We gingen naar het toilet op de terugweg naar de kamer, en poetsten onze tanden en dingen. Verhalen lijken altijd de normale lichaamsfuncties weg te laten. Als we echt zouden gaan rutsen, vond ik dat we eerst een goede douche moesten nemen.
In haar kamer trok Zoë haar hemdje uit, wat me valse hoop gaf dat het echt zou gaan gebeuren. Maar Zoe leunde over de wastafel en begon haar haar onder de kraan te laten glijden.
Ik stond verlamd toe te kijken, voor een paar momenten. Het was een ongelooflijk intieme vertrouwensscène. Zoë’s kleine schouders bogen voorover en haar schouderbladen schokten met haar bh-bandje. Haar huid was zo bleek en helder en perfect.
“Hoe ziet het eruit?” haar vraag rukte me terug naar de realiteit. Ik stapte naar voren om te inspecteren.
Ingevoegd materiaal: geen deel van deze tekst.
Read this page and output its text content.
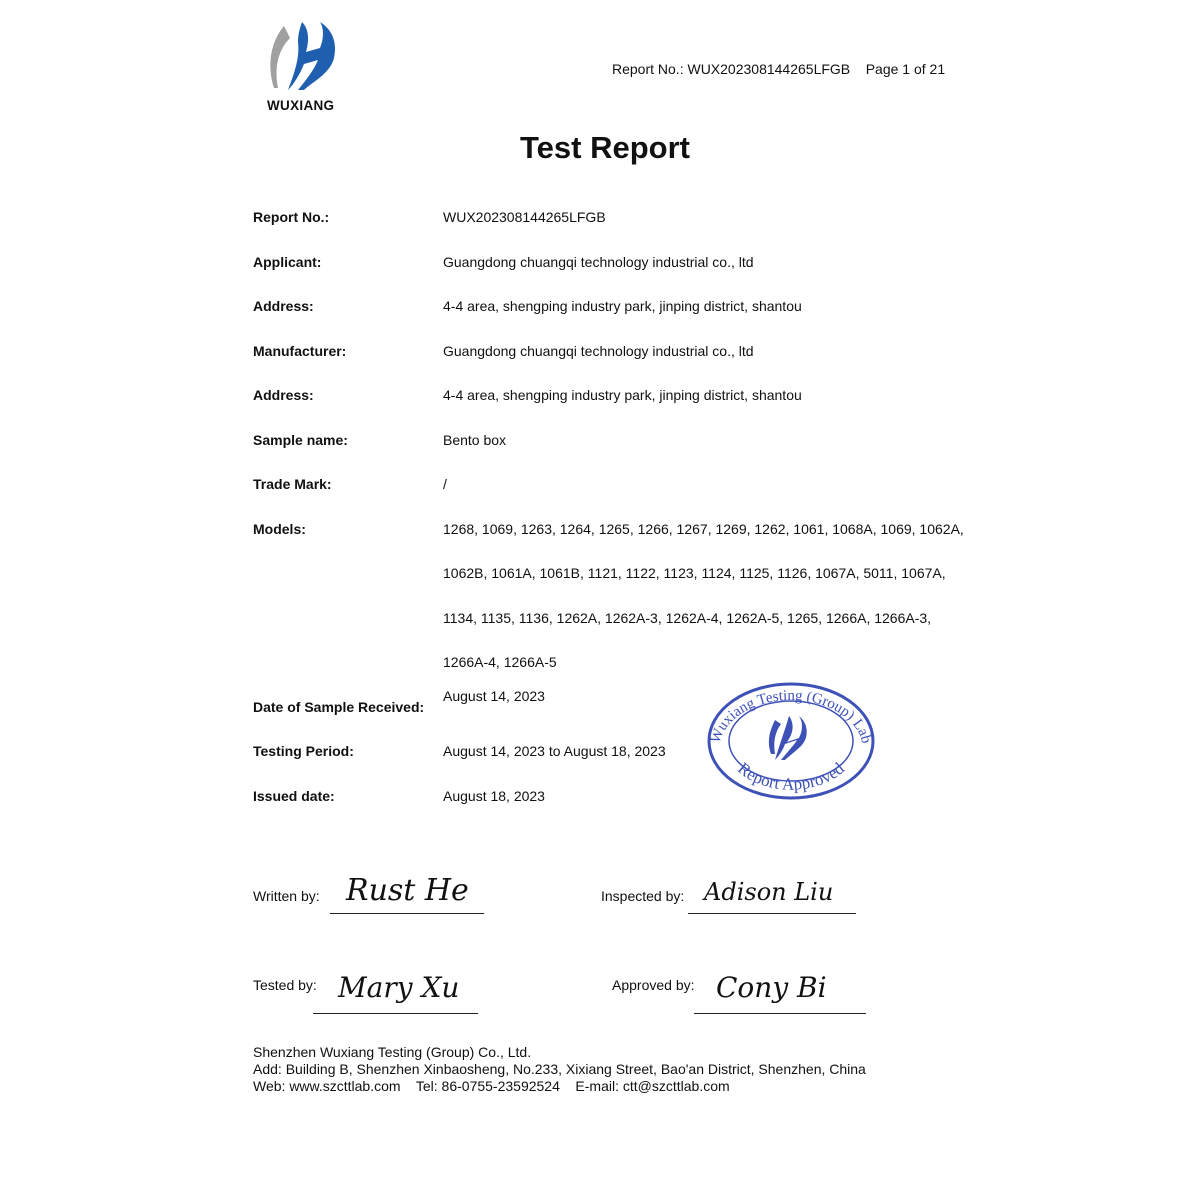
WUXIANG
Report No.: WUX202308144265LFGB Page 1 of 21
Test Report
Report No.:	WUX202308144265LFGB
Applicant:	Guangdong chuangqi technology industrial co., ltd
Address:	4-4 area, shengping industry park, jinping district, shantou
Manufacturer:	Guangdong chuangqi technology industrial co., ltd
Address:	4-4 area, shengping industry park, jinping district, shantou
Sample name:	Bento box
Trade Mark:	/
Models:	1268, 1069, 1263, 1264, 1265, 1266, 1267, 1269, 1262, 1061, 1068A, 1069, 1062A,
1062B, 1061A, 1061B, 1121, 1122, 1123, 1124, 1125, 1126, 1067A, 5011, 1067A,
1134, 1135, 1136, 1262A, 1262A-3, 1262A-4, 1262A-5, 1265, 1266A, 1266A-3,
1266A-4, 1266A-5
Date of Sample Received:
August 14, 2023
Testing Period:	August 14, 2023 to August 18, 2023
Issued date:	August 18, 2023
Wuxiang Testing (Group) Lab
Report Approved
Written by: Rust He	Inspected by: Adison Liu
Tested by: Mary Xu	Approved by: Cony Bi
Shenzhen Wuxiang Testing (Group) Co., Ltd.
Add: Building B, Shenzhen Xinbaosheng, No.233, Xixiang Street, Bao'an District, Shenzhen, China
Web: www.szcttlab.com    Tel: 86-0755-23592524    E-mail: ctt@szcttlab.com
“Het is hier nog een beetje blauw,” wees ik. Ik zag Zoë’s ogen opkijken naar mijn spiegelbeeld en proberen te beoordelen waar ik heen wees. Ik bracht zachtjes het topje van mijn vinger naar haar haar en raakte haar aan. Ze zette zich schrap, maar deinsde niet terug. “Hier laat me helpen” zei ik zachtjes, plotseling van plan om te helpen. En zo masseerde ik zachtjes Zoë’s hoofdhuid, waste en spoelde de kleurstof uit en raakte haar intiemer aan dan ik ooit iemand eerder had aangeraakt. Zoë had haar ogen gesloten en leek sereen gelukkig te zijn. En toen was het tijd voor mij om in te pakken en naar huis te gaan.
Ik zat in de bus, staarde afwezig uit het raam, het weekend herbelevend. Ik herbeleefde de kus, het wassen, de plotselinge kus op de lippen toen we voor het laatst afscheid namen bij de open busdeur.
Er was veel gebeurd. De elegante romantische Zoë was zo anders dan de leergierige afstandelijke koude Zoë die ik op de zesde klas had gekend. Ik kon me de oude Zoë niet eens meer herinneren. Het enige waar ik aan kon denken was de nieuwe Zoë. We voelden zo dichtbij elkaar. Zo intiem. Zo compleet samen. Mijn telefoon piepte, en bracht me terug naar het heden. Ik keek naar beneden naar de sms van ‘Z’: “Je hebt mijn hart geraakt. Mis je nu al” en een lange stroom hartjes-emoji. We waren jong, verliefd, en werden snel sentimenteel. Ik glimlachte en begon verlangend terug te sms’en. We hadden nog niet afgesproken hoe snel we weer bij elkaar konden zijn. Zou ik volgend weekend al terug kunnen komen? Hoe snel kon ik Zoë in mijn armen houden en haar in me voelen smelten? Nu we elkaar aanraakten, leek Zoë hongerig om mij aan te raken en overal aangeraakt te worden. En ik had haar net zo hard nodig. Het eerste weekend van pas ontdekte eerste liefde is het zoetste moment op aarde?